Thursday, June 4, 2009

Is the word "Saturn" worth billions?

With the bankruptcy of General Motors, several brands will be sold off, including Hummer, Saab, and Saturn. The sale of Hummer may include hard assets like facilities, tooling, equipment, and inventory, in addition to intellectual property like product designs and patents. However, some brands are likely to fetch the majority of their value solely from the brand name itself. 

On June 5 (2009) General Motors announced it had agreed to sell the Saturn brand and dealer network to Roger Penske. Some have speculated that the brand name Saturn is worth more than a billion dollars (although I'm guessing a sale price of hundreds of millions). That's a billion for the right to use six particular letters in association with the manufacture or sale of automobiles. How can brands be so valuable?

A brand has positive equity if consumers react more favorably to the branded product than they do to the same product when it is attributed to a fictitiously named or unnamed version of the product. Penske's plan is almost certainly to source vehicles from manufacturers who make very good products, but who have not established significant brand equity. (How anxious are you to buy a Samsung car? How about a Magna?)

Are consumers stupid? Don't they know that a Samsung car is still a Samsung car even if it has a Saturn brand on it? In part, yes...really not so much stupid, as overwhelmed with information and not able to keep up with exactly who makes what. (Recall that GM's version of the Toyota Corolla-- made by Toyota in the same plant, with the same design as other Corollas-- sold for $2000 less than the Toyota-branded car.) 

But even savvy consumers may be willing to pay more for a Saturn-branded Samsung than the same car sold directly by Samsung. This is economically rational because the purchase of Saturn by Penske is what we academics call an honest signal, a commitment by Penske to deliver on the brand promise. Penske was quoted in the New York Times as saying: "For nearly 20 years, Saturn has focused on treating the customer right. We share that philosophy, and we want to build on those strengths." Penske is unlikely to have paid a billion or even 100 million for the Saturn brand unless he planned to take actions that are consistent with the associations of that brand in the mind of its customers.

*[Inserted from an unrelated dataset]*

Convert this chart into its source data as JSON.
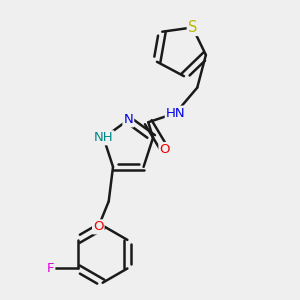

An interesting twist on this particular deal is the value that the brand Penske brings to Saturn, and indeed to the seller GM. Penske's reputation is solid gold, both in the business world and in the minds of consumers. Consumers may have increased confidence in buying a Saturn car, knowing that Penske is behind the company, and selling Saturn to Penske may make other suitors think again about the value that may be latent in some of GM's other brands. Consider how different this reciprocal effect is from that of Fiat's purchase of Chrysler, which if anything, further tarnished perception of value in Chrysler's assets.